Who is the Next-Generation Financial Education program designed for?
It’s built for the families of Saxon’s clients – specifically people who are earlier in their financial journey and want real guidance rather than generic advice from the internet. That might be a young professional making their first investment decisions, a college student trying to understand how money actually works, or someone who just got their first real paycheck and has no idea what to do with it. The conversations are kept confidential and low-pressure. Questions that would feel awkward to ask anywhere else tend to come up in these meetings, and that’s the point.
What is the difference between investing and speculation?
Investing means putting money into something with a reasonable expectation of long-term growth, based on fundamentals – earnings, value creation, time in the market. Speculation means accepting significantly more risk in pursuit of faster returns, usually based on price movement rather than what the underlying asset is actually worth. Both happen in the same markets, which is part of why people confuse them. The distinction matters because your time horizon and your ability to absorb losses should determine which one makes sense – and in what proportion. Treating speculation like investing is one of the more common ways people get hurt.
How do I know if a career will support my financial goals?
Starting salary is the wrong place to start. The more useful question is what the full compensation picture looks like over a 10 to 20 year arc – income growth potential, benefits, retirement contributions, stability – and whether that trajectory can actually fund the life you want. Most people skip that math entirely when choosing a career, then spend years wondering why the numbers don’t add up. A career that pays modestly but builds toward strong long-term income can be a better financial decision than one that pays well early and plateaus. Neither answer is wrong without knowing what you’re building toward.
How do I develop a healthy relationship with money?

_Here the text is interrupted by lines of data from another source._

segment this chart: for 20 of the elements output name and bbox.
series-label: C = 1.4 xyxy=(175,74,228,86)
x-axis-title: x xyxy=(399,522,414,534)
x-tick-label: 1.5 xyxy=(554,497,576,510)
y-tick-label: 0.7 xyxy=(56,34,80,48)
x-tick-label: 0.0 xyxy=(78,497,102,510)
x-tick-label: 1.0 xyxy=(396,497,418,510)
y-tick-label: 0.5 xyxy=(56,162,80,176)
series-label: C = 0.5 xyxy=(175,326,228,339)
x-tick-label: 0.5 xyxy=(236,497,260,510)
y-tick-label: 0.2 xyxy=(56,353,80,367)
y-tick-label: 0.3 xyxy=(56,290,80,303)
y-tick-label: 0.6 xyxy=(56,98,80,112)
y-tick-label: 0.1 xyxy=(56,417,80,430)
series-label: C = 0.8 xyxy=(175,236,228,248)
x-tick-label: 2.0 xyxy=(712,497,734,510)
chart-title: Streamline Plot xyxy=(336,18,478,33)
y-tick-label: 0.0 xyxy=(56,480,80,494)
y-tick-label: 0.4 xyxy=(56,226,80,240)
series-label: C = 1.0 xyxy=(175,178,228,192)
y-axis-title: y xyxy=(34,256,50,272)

Most of it gets set before you have any real say in the matter. The way your family talked about money – or avoided talking about it – tends to show up in how you handle it as an adult, usually as avoidance, anxiety, or the opposite: over-control. Treating money as a tool with a specific job to do, rather than a measure of security or success, tends to shift the dynamic. That shift doesn’t come from reading about it once. It comes from building enough financial competence that money stops feeling like something happening to you and starts feeling like something you’re directing. That’s what education is actually for.